Ultimately, it is capitalism -- like all hierachical systems -- which require altruism to work. Capitalism will continue as long as workers altruistically labour for others, under the orders of others. As soon as they consider their own self-interest, then the system will be in trouble -- which explains why the Tories in the UK regulate the unions (and so the labour market) so much: cannot have workers striking to retain more of the value they produce, can you?

Paulc156

@RM.
Anarcho makes some valid rebuttals so wont duplicate but I can't help but see some irony in your defence of capitalism's enablement of workers taking on numerous jobs. Often what Greaber referred to as bullshit jobs in desperation to make ends meet. Not,(I'd hazard a guess)what the author here had in mind at all.

Jan Wiklund

I believe there was quite a lot of division of labour even before capitalism. A peasant, a smith or a tailor were quite different people, each with his own occupational distortion.
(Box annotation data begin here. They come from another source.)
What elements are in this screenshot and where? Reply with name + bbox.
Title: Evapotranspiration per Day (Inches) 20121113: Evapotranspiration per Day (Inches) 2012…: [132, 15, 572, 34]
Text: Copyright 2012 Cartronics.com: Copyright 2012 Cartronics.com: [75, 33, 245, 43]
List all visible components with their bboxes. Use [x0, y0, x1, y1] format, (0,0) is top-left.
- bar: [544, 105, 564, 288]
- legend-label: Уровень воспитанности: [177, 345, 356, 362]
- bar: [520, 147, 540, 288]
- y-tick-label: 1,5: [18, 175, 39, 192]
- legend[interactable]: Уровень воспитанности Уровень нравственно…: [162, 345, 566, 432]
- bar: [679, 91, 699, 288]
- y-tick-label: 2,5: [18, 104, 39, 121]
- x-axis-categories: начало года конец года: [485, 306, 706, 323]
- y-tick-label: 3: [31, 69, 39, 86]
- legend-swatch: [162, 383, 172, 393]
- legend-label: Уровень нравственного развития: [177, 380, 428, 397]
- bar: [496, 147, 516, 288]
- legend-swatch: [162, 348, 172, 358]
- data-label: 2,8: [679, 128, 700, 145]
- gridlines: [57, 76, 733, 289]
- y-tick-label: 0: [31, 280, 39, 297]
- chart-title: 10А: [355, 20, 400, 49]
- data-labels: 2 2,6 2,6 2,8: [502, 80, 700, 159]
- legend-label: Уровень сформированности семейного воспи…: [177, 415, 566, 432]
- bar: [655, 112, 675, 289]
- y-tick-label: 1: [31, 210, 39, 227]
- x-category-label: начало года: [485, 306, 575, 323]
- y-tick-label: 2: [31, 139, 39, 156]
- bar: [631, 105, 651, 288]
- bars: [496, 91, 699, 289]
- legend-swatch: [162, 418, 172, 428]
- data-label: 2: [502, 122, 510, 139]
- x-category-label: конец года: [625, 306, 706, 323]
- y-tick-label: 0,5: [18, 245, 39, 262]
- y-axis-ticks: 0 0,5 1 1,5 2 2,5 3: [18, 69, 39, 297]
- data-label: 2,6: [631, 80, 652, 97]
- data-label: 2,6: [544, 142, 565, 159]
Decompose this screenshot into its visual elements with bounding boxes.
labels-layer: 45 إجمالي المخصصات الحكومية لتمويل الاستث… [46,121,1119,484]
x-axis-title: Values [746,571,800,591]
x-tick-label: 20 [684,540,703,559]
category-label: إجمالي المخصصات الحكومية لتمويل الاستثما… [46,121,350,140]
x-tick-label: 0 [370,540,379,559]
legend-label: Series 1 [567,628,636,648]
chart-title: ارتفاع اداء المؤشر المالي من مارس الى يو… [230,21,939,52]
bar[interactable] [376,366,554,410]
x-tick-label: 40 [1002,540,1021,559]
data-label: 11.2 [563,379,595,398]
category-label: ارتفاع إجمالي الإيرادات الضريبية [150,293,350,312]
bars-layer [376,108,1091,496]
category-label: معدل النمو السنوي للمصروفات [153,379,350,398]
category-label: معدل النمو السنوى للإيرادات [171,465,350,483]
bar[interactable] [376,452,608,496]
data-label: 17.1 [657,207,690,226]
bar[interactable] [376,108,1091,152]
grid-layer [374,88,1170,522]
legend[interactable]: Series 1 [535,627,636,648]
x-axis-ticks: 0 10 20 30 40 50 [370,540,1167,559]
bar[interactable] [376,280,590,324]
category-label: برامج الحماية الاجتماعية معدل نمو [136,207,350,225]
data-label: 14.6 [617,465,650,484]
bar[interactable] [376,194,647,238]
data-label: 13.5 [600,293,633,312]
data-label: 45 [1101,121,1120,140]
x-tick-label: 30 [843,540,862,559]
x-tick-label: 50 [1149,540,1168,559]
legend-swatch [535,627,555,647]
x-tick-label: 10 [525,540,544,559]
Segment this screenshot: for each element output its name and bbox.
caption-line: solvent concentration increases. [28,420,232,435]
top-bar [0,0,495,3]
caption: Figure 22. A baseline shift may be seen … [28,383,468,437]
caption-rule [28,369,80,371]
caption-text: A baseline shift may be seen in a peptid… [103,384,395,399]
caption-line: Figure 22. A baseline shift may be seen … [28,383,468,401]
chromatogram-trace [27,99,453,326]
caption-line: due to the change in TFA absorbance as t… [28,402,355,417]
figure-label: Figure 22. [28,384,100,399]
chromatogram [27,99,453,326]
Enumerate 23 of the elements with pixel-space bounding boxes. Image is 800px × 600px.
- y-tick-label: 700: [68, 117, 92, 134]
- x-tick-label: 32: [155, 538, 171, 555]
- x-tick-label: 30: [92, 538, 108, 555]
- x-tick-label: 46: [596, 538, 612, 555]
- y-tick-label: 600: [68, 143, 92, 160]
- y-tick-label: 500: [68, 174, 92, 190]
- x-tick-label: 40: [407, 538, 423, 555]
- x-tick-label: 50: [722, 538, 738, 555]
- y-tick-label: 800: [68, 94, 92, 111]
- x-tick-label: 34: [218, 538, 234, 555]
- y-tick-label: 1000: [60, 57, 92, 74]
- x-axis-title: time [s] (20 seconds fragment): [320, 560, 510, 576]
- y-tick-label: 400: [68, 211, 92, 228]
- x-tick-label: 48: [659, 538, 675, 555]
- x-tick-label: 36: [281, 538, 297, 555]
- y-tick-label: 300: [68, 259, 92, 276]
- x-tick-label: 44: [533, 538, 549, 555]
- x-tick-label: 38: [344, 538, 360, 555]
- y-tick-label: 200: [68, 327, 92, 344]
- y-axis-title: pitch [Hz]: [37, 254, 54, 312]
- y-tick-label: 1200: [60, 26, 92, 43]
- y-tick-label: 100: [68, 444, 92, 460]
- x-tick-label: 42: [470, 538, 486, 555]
It is true that the division of labour has multiplied. There are many more professions nowadays than two hundred years ago. I believe that this is nothing to deplore. Without it we would be much poorer. Professional proficiency and the productivity that goes with it can not be achieved without division of labour, capitalism or not.

On the other hand, it seems that when workers struggle for another society, they overcome the limitations themselves. Jonathan Rose's The intellectual life of the English working class relates about the self-educational movement in the early 20th century, and among other things tells about the 24/7 scientific academy that was going on in a particular Welsh coal-mine. The whole culture of self-education went aground, however, when the utopian tinge of labour movement disappeared in the 50s and 60s. Apparently, there was no meaning in being renaissance if you lost the expectation of power.

Alex

On the other hand, a crucially important contradiction is that Marxism deeply values work and the social role of workers, apparently right up through socialism until....Communism!, and even then Marx's critic/cattleman does get a lot of stuff done.

A very common observation about the prince was that the requirement to give up his profession and exit that role - his personal transition to communism, if you like - seemed to trouble him rather a lot, especially as his job involved highly specialised skills, quite a lot of autonomy, and much more responsibility and social status.

Mercury

"Pa" on 'Little House On The Prairie" was a Renaissance man and he wasn't free of “the dull compulsion of economic relations.”